WHO: "Only 3.6% of people in Africa are immunised, third doses in rich countries are enough”
The WHO regional director for Africa denounces: “Additional doses to those already vaccinated are political decisions that take precedence over scientific knowledge”
WHO: in Europe, 70% of the population has received two doses of the vaccine, while in Africa only 3.6% of citizens are immunised
This inequality is fuelling protests and denunciations of injustice by sub-Saharan leaders.
“As long as rich countries take vaccines off the market, Africa will never reach its goal,” said Matshidiso Moeti, African regional director of the World Health Organisation (WHO).
“In some countries, extra doses are given to those who are already vaccinated,” she continued.
“These are political decisions that take precedence over scientific knowledge, as there is still no consensus that vaccines lose their effectiveness over time.”
WHO warns of limits to Covax action in Africa
According to an article published in the magazine ‘Jeune Afrique’, the goal of Covax – the dose distribution project supported by the UN, where the European Union is one of the main contributors – is to reach 40% of immunised people in low-income countries by March 2022. A goal that is increasingly distant.

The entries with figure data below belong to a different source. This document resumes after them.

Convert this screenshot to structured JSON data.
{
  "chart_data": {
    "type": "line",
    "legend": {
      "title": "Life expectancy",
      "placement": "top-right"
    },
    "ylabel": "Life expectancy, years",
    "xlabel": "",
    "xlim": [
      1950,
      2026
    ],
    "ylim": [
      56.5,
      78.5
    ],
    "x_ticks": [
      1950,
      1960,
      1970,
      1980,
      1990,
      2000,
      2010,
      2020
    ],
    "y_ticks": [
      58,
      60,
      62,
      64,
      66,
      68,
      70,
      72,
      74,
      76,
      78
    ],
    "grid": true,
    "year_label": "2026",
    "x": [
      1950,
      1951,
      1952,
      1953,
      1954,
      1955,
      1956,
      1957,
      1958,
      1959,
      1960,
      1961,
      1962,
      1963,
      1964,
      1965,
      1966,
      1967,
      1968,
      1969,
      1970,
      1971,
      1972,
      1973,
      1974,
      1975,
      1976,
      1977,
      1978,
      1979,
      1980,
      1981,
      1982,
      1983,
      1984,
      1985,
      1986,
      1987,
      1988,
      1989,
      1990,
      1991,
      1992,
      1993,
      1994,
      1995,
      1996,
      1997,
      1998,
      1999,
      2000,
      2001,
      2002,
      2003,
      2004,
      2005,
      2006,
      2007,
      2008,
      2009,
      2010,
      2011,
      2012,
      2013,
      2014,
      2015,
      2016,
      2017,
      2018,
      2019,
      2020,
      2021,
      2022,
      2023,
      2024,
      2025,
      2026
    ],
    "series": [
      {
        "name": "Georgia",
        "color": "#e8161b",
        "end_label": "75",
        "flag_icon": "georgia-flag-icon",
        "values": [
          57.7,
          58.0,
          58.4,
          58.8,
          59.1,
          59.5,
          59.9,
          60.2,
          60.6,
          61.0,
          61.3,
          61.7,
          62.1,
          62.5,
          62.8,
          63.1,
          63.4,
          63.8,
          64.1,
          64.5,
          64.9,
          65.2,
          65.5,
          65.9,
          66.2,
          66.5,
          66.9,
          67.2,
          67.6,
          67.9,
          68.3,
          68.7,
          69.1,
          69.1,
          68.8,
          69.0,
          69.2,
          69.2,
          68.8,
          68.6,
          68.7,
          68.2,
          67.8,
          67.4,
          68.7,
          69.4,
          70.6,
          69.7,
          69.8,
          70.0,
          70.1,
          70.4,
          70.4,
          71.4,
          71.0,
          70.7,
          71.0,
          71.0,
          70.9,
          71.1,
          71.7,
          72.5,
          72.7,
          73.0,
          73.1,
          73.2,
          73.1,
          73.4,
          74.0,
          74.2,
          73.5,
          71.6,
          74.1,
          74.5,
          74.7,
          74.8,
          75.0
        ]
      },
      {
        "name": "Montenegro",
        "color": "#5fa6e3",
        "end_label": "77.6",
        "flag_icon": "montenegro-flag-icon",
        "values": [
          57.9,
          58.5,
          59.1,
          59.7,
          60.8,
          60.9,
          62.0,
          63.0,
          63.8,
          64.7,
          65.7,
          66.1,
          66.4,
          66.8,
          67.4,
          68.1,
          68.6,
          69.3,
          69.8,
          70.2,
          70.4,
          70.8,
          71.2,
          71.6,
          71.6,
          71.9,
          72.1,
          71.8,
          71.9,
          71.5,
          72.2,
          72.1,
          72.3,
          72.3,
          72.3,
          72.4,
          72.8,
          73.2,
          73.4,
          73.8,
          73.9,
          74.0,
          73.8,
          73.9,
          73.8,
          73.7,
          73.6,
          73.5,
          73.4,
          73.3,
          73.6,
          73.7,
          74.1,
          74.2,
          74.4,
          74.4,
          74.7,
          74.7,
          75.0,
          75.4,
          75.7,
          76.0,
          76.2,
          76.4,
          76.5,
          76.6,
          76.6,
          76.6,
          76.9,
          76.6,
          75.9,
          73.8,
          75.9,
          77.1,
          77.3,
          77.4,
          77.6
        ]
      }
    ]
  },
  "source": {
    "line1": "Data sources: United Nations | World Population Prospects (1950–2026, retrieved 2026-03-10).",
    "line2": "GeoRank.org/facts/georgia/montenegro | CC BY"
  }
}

“551 million doses have been promised to the continent, but only 16% have been delivered,” complained Aurélia Nguyen, executive director of the ‘Facility Covax’ office of Gavi, the international organisation specialising in distribution.
The solidarity of ‘Team Europe’, comprising the 27 Member States and the EU institutions, seems to be struggling: 37 million doses have been donated – most of them of the AstraZeneca serum – compared to 156 in the United States.
French MEP Chrysoula Zacharopoulou, Vice-President of the Development Commission and member of the Covax Board of Shareholders, sent a letter on 8 September to the President of the European Commission, Ursula von der Leyen, asking for an additional €4 billion effort from the European Union.
The figure would correspond to the International Monetary Fund’s (IMF) assessment of the target of 60% vaccination coverage in low-income countries by the end of the first half of 2022.
Von der Leyen, however, did not go beyond her July promise to distribute 200 million additional doses, through the Covax tool, by the end of the year.
An insufficient effort, according to ‘Jeune Afrique’, to reduce inequality in access to vaccines.